Aquino, 21, finished the semester in Pullman. With a 13-year-old brother at home in Kennewick, he knew it would be easier to concentrate on school in his apartment. The first week of remote learning was the hardest, he says.
Professors were adjusting syllabuses, due dates for assignments were in flux, and it was tempting to multi-task during classes broadcast over Zoom.
“I was used to going 100 percent all the time. I followed my schedule to a T,” says Aquino, who was a Carson College senator. “At 8:00 a.m., I was in my finance class. At 5:30, I was home changing into a suit jacket for ASWSU meetings.”
WSU’s switch to remote learning gave Aquino more flexibility, which was valuable during his job search and allowed his brother to visit Pullman. He says this year’s college graduates have a lot to offer future employers.
“We’re adaptable. We can work from home; we know how to set up video conferences,” Aquino says. “We’ve learned to communicate effectively without being there in person.”
Shortly after classes moved to remote learning, Maxwell Dwyer landed a short-term internship. With his regular schedule, he doubts he could have taken on the extra 10 to 20 hours per week for Threadloom Inc.
“I would have tried to do it, but I would have been overwhelmed,” says Dwyer, who is doing a special project for the company’s Bellevue office. “The move to online gave me more flexibility with my classes.”
Threadloom aims to give consumers “a healthier, less monetized” internet experience, Dwyer says. “It’s cool to work for a company that leaves a good footprint. Out of all the things I could be doing with my time during COVID-19, this drew me in.”
Dwyer graduated in May. He wants to work for a faith-based nonprofit using his dual major in accounting and management information systems. While the last weeks of his senior year didn’t go according to plan, they had their own rewards.
When Governor Jay Inslee issued his “Stay Home, Stay Healthy” order, a seventh friend moved into the Pullman house Dwyer was renting with six buddies.
“He was living alone, and we didn’t want him to be isolated,” Dwyer says. “We also wanted to follow the law and not mingle with other households. We were blessed to have that built-in community.”
The roommates hosted a virtual TikTok dance party and kept a list of friends to check in with regularly. Dwyer caught up on sleep, worked ahead in his classes, and enjoyed his internship.
“Life has been a lot simpler, and I’ve been able to take care of myself better,” Dwyer says. “The last few weeks were really, really good for me.”

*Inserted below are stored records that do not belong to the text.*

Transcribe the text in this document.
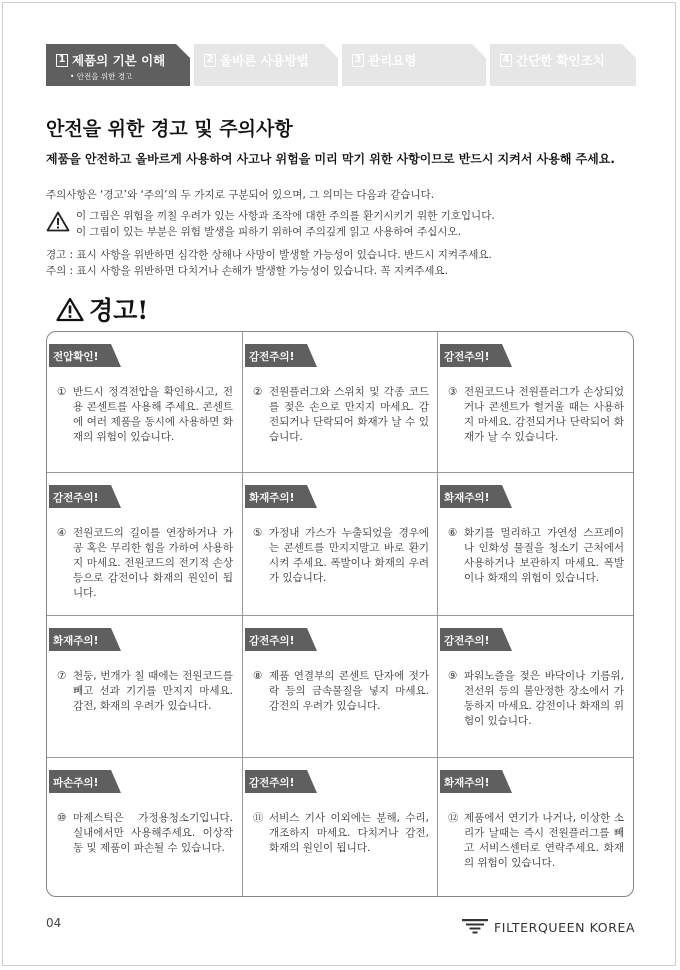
1 제품의 기본 이해
• 안전을 위한 경고
2 올바른 사용방법	3 관리요령	4 간단한 확인조치
안전을 위한 경고 및 주의사항
제품을 안전하고 올바르게 사용하여 사고나 위험을 미리 막기 위한 사항이므로 반드시 지켜서 사용해 주세요.
주의사항은 ‘경고’와 ‘주의’의 두 가지로 구분되어 있으며, 그 의미는 다음과 같습니다.
이 그림은 위험을 끼칠 우려가 있는 사항과 조작에 대한 주의를 환기시키기 위한 기호입니다.
이 그림이 있는 부분은 위험 발생을 피하기 위하여 주의깊게 읽고 사용하여 주십시오.
경고 : 표시 사항을 위반하면 심각한 상해나 사망이 발생할 가능성이 있습니다. 반드시 지켜주세요.
주의 : 표시 사항을 위반하면 다치거나 손해가 발생할 가능성이 있습니다. 꼭 지켜주세요.
경고!
전압확인!
① 반드시 정격전압을 확인하시고, 전용 콘센트를 사용해 주세요. 콘센트에 여러 제품을 동시에 사용하면 화재의 위험이 있습니다.
감전주의!
② 전원플러그와 스위치 및 각종 코드를 젖은 손으로 만지지 마세요. 감전되거나 단락되어 화재가 날 수 있습니다.
감전주의!
③ 전원코드나 전원플러그가 손상되었거나 콘센트가 헐거울 때는 사용하지 마세요. 감전되거나 단락되어 화재가 날 수 있습니다.
감전주의!
④ 전원코드의 길이를 연장하거나 가공 혹은 무리한 힘을 가하여 사용하지 마세요. 전원코드의 전기적 손상 등으로 감전이나 화재의 원인이 됩니다.
화재주의!
⑤ 가정내 가스가 누출되었을 경우에는 콘센트를 만지지말고 바로 환기시켜 주세요. 폭발이나 화재의 우려가 있습니다.
화재주의!
⑥ 화기를 멀리하고 가연성 스프레이나 인화성 물질을 청소기 근처에서 사용하거나 보관하지 마세요. 폭발이나 화재의 위험이 있습니다.
화재주의!
⑦ 천둥, 번개가 칠 때에는 전원코드를 빼고 선과 기기를 만지지 마세요. 감전, 화재의 우려가 있습니다.
감전주의!
⑧ 제품 연결부의 콘센트 단자에 젓가락 등의 금속물질을 넣지 마세요. 감전의 우려가 있습니다.
감전주의!
⑨ 파워노즐을 젖은 바닥이나 기름위, 전선위 등의 불안정한 장소에서 가동하지 마세요. 감전이나 화재의 위험이 있습니다.
파손주의!
⑩ 마제스틱은 가정용청소기입니다. 실내에서만 사용해주세요. 이상작동 및 제품이 파손될 수 있습니다.
감전주의!
⑪ 서비스 기사 이외에는 분해, 수리, 개조하지 마세요. 다치거나 감전, 화재의 원인이 됩니다.
화재주의!
⑫ 제품에서 연기가 나거나, 이상한 소리가 날때는 즉시 전원플러그를 빼고 서비스센터로 연락주세요. 화재의 위험이 있습니다.
04	FILTERQUEEN KOREA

Grace Lim spent her four years at WSU on the go, so the “Stay Home, Stay Healthy” order was a big adjustment.
A recipient of the WSU President’s Leadership award, Lim was the vice chair of the Asian Pacific American Student Coalition, whose plans for a big heritage month celebration on campus in April were canceled. She also missed working in the Office of Multicultural Student Services.
Finishing her undergraduate career in her apartment seemed anti-climactic.
“My roommate went home, but it wasn’t that simple for me,” says Lim, an accounting major who graduated in May. “I’m a U.S. citizen, but my parents live in Thailand.”
Lim packed 18 credits into her last semester at WSU, including a challenging management information systems class she took as an elective. She appreciated the extra time that faculty and teaching assistants took to meet with her by Zoom and answer questions. “I was fortunate to have really good professors,” she says.
After graduating, Lim headed to KPMG in Seattle, where she’s an intern in state and local taxes for the public accounting firm. KPMG has offered her a full-time position when she completes the internship.
“Social distancing wasn’t the most pleasant experience, but there were some blessings in disguise,” says Lim, 21. “I know how to work at home better, and I have a new level of accountability. In the future, I’m sure more work will move online.”